After the official closing, Jan and Jack have only a few set plans, including a yoga class, a family birthday party and a possible weekend trip to Memphis. Jack is most excited to continue working as an usher at St. Louis Cardinals baseball games.

Jan Yacovelli hopes to make a book about the restaurant, including recipes, stories, and family history. The owners are inviting patrons to share their memories on the restaurant's Facebook page.
Credit Stephanie Lecci
Jan Yacovelli hopes to make a book about the restaurant, including recipes, stories, and family history. The owners are inviting patrons to share their memories on the restaurant's Facebook page.

As for Jan, she plans to make a book about the restaurant and its history "just so she can show our grandchildren when they grow up," Jack said. Jan said she is collecting stories from former employees and will explain the origins of the names of some of the restaurant’s staple dishes. For example, Shrimp Pontchartrain is Jack’s dad’s approximation of a dish Jack’s parents had at on Lake Pontchartrain on their New Orleans honeymoon.

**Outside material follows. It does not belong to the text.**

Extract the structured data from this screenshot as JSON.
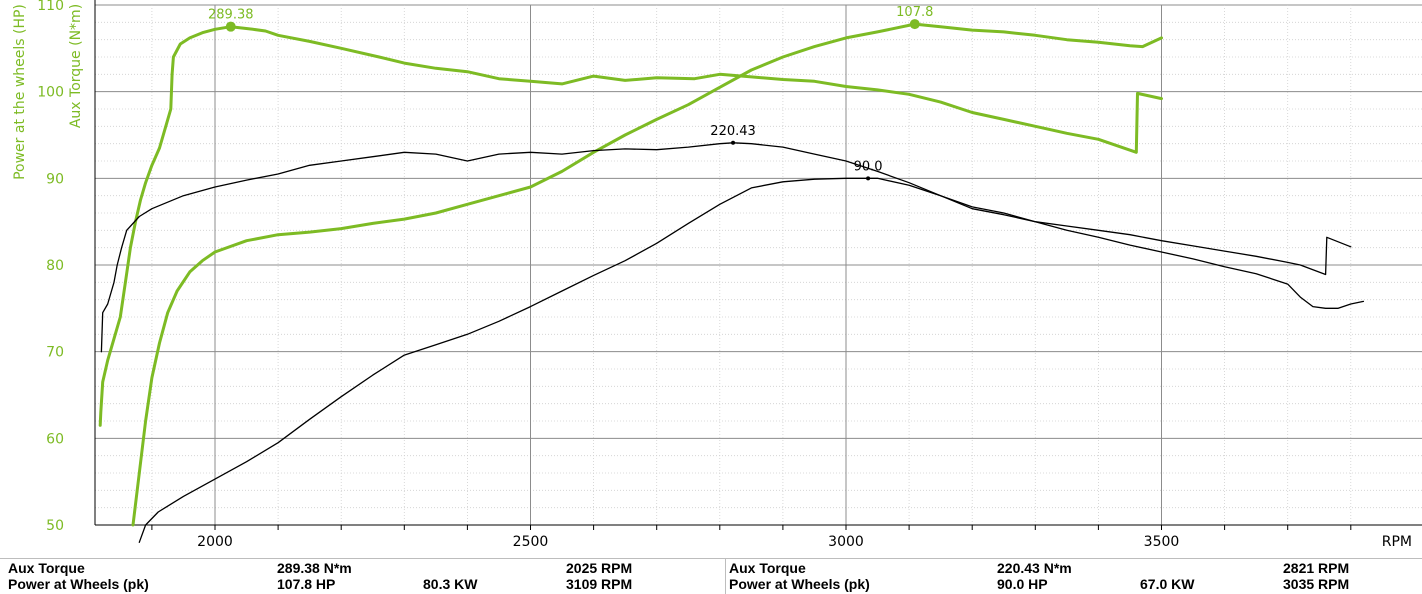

The couple also plans to get together with regular customers, only at a different restaurant.

"I can’t imagine not seeing some of these people I've seen twice a week for 30, 40 years," he said.

As for the restaurant itself, the building is for sale, and Jack hopes someone who wants to open their own restaurant will buy it. But if it doesn't sell, Jack said the furniture and fixtures will be auctioned in the spring.

But before all of that, the Yacovelli's are throwing a "Last Dance, Last Chance" party on Dec. 26 to celebrate their nine-plus decades in business. The ticket-only event will include a special menu featuring the restaurant’s signature Prime Rib buffet, specialty desserts, and a DJ. Special memorabilia will be given away. Jack said so far, 300 people, many former employees, are attending.

Jack said he intends on having fun during the last hurrah party. But he expects tears will flow on the last night in business.

"Dec. 31, it's going to be like a funeral home,” Jan said.

But she said it’s been wonderful to see how the restaurant has touched so many hearts.

"All I hope, when I close the doors and lock the doors, is that we touched people’s lives, and I think we did," she said.